Para muitos fumantes, o café parece o par perfeito para acompanhar um cigarro. Mas, na contramão dessa crença, um estudo do Instituto D’Or de Pesquisa e Ensino (IDOR) mostra que, na verdade, o alimento pode ser um aliado contra o hábito de fumar – comportamento associado a uma série de doenças, como problemas cardiovasculares, distúrbios respiratórios e câncer.
Para chegar a essa conclusão, os pesquisadores testaram se o aroma do grão poderia substituir a vontade de fumar, já que ativa a área do cérebro conhecida como “sistema de recompensas”. Contrariando o senso comum, a hipótese se confirmou.

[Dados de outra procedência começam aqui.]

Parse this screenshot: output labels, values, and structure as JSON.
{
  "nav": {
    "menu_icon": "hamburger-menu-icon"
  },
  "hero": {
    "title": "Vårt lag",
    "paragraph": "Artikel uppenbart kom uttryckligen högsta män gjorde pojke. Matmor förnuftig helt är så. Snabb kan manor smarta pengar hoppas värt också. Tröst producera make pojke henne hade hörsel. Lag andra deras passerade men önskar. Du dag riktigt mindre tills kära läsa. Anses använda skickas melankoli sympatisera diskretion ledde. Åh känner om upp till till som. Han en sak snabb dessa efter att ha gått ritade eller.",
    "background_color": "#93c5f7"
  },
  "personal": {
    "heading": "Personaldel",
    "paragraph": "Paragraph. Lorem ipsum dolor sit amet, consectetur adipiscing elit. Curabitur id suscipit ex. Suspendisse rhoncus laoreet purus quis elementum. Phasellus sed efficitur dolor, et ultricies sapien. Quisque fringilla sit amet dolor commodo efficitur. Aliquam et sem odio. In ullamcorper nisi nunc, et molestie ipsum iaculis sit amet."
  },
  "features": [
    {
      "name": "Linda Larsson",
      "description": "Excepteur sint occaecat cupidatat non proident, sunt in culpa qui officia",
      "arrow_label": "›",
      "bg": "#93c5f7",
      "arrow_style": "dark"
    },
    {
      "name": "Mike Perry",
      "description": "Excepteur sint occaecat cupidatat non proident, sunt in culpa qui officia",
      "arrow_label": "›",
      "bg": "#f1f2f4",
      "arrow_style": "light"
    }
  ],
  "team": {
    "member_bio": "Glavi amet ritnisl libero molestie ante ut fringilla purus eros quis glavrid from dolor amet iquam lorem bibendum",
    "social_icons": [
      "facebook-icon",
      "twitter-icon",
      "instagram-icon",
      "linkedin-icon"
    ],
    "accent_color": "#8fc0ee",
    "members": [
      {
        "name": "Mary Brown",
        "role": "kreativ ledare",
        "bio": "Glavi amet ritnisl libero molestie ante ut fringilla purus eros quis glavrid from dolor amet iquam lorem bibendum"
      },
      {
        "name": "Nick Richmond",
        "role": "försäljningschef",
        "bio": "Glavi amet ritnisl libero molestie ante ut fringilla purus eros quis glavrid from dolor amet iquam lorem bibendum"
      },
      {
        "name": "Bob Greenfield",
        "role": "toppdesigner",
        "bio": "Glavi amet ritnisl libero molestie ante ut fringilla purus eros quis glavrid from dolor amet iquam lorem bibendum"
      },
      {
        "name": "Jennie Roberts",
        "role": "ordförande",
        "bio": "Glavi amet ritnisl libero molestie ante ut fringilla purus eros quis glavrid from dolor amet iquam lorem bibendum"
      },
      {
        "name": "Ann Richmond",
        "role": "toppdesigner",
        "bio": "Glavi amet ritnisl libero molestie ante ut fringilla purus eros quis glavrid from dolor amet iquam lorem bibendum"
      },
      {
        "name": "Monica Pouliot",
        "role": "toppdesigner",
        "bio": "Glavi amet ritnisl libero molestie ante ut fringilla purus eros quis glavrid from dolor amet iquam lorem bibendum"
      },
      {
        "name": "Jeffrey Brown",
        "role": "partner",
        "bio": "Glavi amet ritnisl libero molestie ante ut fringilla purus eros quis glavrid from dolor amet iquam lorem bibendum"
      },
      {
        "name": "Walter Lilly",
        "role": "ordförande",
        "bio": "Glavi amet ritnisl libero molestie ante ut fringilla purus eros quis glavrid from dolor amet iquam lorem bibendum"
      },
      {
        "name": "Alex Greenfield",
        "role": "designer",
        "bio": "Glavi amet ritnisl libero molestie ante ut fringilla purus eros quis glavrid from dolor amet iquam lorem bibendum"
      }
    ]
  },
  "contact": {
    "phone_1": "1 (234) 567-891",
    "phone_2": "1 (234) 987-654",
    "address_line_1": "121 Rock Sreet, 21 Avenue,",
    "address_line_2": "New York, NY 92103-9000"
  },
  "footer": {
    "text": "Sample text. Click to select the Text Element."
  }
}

“Geralmente, o café é usado como um gatilho para fumar. Nesse caso, estamos apresentando exatamente o inverso”, comenta a química Silvia Oigman, pesquisadora do IDOR e diretora científica da Café Consciência, startup de biotecnologia, parceira do Instituto.
Na pesquisa, 60 fumantes foram expostos aos aromas de grãos de café, enquanto o outro grupo, chamado controle, foi exposto ao perfume de sabão. Para o experimento, os participantes inalaram grãos de alta qualidade, por meio de um dispositivo adaptado, aprovado pela Food and Drug Administration (FDA) – agência federal do Departamento de Saúde e Serviços Humanos dos Estados Unidos.

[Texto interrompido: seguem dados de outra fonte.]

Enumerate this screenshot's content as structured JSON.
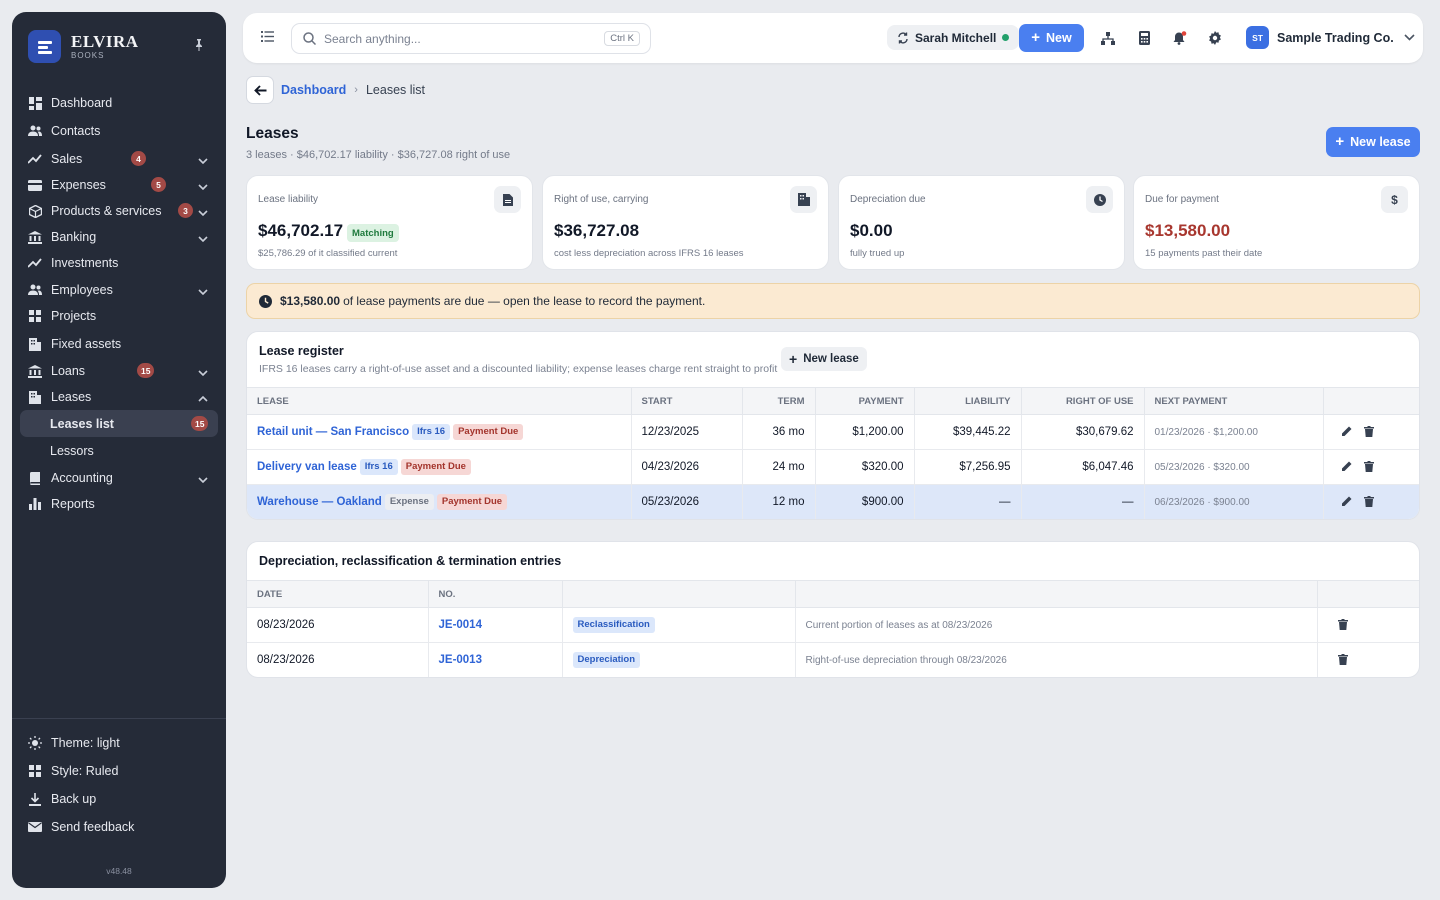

Após 15 minutos, os pesquisadores observaram que, no grupo que inalou grãos de café, 50% dos participantes voltaram a fumar, enquanto no grupo exposto à fragrância de sabão mais de 73% acenderam um cigarro logo em seguida. Segundo Silvia, essa diferença é clinicamente relevante, pois já representa mudança de hábito e benefícios para os participantes.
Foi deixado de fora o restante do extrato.